Termine am 1. November Allerheiligen ist kein Fest der Trauer

Von Kathrin Klette 

Was hinter dem Feiertag am 1. November steckt, erklärt der katholische Pfarrer Anton Gruber.

Der heilige St. Martin ist einer der bekanntesten Heiligen. Nicht nur seiner wird am Fest zu Allerheiligen gedacht. Foto: pixabay
Der heilige St. Martin ist einer der bekanntesten Heiligen. Nicht nur seiner wird am Fest zu Allerheiligen gedacht. Foto: pixabay

Allerheiligen - Totensonntag, Volkstrauertag, Allerseelen – was die Feier- und Gedenktage angeht, ist der November nicht gerade für seine Fröhlichkeit und Unbeschwertheit bekannt. Dabei wird er von einem überaus positiven Fest eingeleitet. Am 1. November ist Allerheiligen, und das ist alles andere als ein Fest der Trauer, weiß der katholische Pfarrer Anton Gruber, leitender Pfarrer der Seelsorgeeinheit Clebora, der die katholischen Pfarreien in Renningen, Rutesheim und Weissach angehören. „Der 1. November ist der Tag, der uns die Prognose verheißt: Wir dürfen alle in die Herrlichkeit des Himmels eingehen.“

Verknüpfung mit Allerseelen

Dass die Menschen mit diesem Tag trotzdem oft Trauer und Totengedenken verbinden, liegt nach Grubers Erfahrung an der Verknüpfung mit Allerseelen am 2. November. An diesem Tag wird im Christentum aller Verstorbenen gedacht, die Gläubigen besuchen dann die Gräber ihrer Lieben. „Aber weil das kein Feiertag ist, wird der Friedhofsbesuch oft auf den 1. November vorverlegt.“

Doch was wird an Allerheiligen eigentlich gefeiert?
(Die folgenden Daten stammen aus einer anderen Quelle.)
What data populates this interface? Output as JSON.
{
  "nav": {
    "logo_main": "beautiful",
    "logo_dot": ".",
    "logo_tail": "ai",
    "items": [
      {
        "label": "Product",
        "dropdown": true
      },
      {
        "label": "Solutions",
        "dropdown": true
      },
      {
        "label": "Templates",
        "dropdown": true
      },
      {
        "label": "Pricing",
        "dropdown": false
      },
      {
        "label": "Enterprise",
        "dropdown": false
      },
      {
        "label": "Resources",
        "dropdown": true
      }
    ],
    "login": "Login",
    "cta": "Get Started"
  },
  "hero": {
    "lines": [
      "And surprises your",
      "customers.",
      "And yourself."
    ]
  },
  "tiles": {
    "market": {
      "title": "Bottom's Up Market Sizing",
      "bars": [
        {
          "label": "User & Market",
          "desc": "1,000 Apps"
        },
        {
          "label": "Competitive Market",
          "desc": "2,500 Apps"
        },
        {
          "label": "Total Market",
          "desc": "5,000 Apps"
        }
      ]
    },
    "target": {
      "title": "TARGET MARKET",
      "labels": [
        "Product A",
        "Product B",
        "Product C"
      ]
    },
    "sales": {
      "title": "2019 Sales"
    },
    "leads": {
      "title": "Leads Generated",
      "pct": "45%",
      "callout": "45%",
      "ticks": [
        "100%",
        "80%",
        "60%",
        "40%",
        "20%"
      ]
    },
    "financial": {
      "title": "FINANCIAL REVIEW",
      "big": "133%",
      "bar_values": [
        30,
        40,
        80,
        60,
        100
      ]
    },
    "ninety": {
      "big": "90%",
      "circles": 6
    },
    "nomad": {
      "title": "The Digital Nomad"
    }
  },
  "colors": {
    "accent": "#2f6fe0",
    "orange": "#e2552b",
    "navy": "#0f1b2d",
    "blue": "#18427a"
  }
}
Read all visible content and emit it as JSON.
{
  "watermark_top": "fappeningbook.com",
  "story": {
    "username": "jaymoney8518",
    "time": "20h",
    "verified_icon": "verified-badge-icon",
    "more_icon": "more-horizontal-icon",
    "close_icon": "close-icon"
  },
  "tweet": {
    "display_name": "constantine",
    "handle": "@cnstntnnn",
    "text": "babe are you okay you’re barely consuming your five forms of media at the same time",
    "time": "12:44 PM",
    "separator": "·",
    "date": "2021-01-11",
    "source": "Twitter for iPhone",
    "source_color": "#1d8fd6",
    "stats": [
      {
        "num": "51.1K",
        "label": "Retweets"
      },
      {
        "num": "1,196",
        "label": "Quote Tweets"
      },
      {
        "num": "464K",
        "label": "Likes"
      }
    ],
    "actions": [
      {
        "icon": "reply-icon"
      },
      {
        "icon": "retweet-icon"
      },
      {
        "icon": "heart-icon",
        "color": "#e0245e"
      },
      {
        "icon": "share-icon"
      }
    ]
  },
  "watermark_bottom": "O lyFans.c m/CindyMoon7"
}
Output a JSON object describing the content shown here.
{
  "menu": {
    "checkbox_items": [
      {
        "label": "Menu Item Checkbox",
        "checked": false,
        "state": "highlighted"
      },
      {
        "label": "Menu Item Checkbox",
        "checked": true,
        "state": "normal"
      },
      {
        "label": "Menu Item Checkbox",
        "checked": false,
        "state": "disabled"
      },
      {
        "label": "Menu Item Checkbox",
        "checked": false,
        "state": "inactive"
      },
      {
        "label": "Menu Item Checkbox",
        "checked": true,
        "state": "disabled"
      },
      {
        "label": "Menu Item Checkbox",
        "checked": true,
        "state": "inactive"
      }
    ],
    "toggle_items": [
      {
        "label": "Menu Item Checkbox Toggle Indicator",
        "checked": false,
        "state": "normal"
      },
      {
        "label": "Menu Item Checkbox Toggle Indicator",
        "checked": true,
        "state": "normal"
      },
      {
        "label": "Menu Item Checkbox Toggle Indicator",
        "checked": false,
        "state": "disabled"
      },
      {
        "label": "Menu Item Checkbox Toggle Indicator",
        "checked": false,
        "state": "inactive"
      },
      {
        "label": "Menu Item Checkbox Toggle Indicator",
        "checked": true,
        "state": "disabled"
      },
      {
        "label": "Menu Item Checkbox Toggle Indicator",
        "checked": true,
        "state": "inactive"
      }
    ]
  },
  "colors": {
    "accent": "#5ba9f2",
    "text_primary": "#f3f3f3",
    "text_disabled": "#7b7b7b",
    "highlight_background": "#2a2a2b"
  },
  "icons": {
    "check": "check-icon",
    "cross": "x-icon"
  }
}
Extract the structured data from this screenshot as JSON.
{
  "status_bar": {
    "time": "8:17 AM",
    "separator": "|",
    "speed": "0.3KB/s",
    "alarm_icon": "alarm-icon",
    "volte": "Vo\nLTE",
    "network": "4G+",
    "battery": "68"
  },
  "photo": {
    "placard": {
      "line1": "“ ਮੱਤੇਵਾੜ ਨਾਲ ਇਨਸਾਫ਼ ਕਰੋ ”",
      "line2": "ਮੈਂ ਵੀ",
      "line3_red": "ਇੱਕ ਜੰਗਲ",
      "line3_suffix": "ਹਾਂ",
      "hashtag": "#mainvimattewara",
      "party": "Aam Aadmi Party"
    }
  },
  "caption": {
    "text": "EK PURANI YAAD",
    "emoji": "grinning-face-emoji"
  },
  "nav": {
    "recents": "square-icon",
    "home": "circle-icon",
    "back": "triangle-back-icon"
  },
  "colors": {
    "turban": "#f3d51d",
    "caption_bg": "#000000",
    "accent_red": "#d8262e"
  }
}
Der Name sagt es bereits: An diesem Tag wird speziell der Heiligen gedacht. Doch es steckt weit mehr dahinter, wie Anton Gruber erklärt. Denn es geht nicht nur um berühmte Namen wie St. Martin oder St. Nikolaus, nicht nur um die sogenannten kanonisierten Heiligen. „Heilig sind nicht nur die, die vom Papst heilig gesprochen werden.“ Ihre Zahl sei um vieles größer. Allerheiligen ist daher das große Fest der Verheißung für alle Menschen, die auf Erlösung hoffen. „Man darf auch nie vergessen: Heiligkeit hat nichts zu tun mit Makellosigkeit.“

Termine in und um Leonberg

In den katholischen Kirchengemeinden in Leonberg, Renningen, Rutesheim, Weissach und im Enzkreis wird Allerheiligen mit mehreren Gottesdiensten begangen. Auch Gräberbesuche sind geplant. In der katholischen Kirchengemeinde St. Johannes der Täufer in Leonberg finden Eucharistiefeiern um 9.30 Uhr im Edith-Stein-Haus statt, um 10 Uhr in St. Johannes, um 11 Uhr in italienischer Sprache im Edith-Stein-Haus, um 11.30 Uhr in St. Michael (Höfingen) sowie um 11.45 Uhr in kroatischer Sprache in St. Johannes. Gräberbesuche sind im Anschluss an die 11-Uhr-Feier auf dem Waldfriedhof, um 14 Uhr auf dem Friedhof Höfingen sowie um 15 Uhr erneut auf dem Waldfriedhof.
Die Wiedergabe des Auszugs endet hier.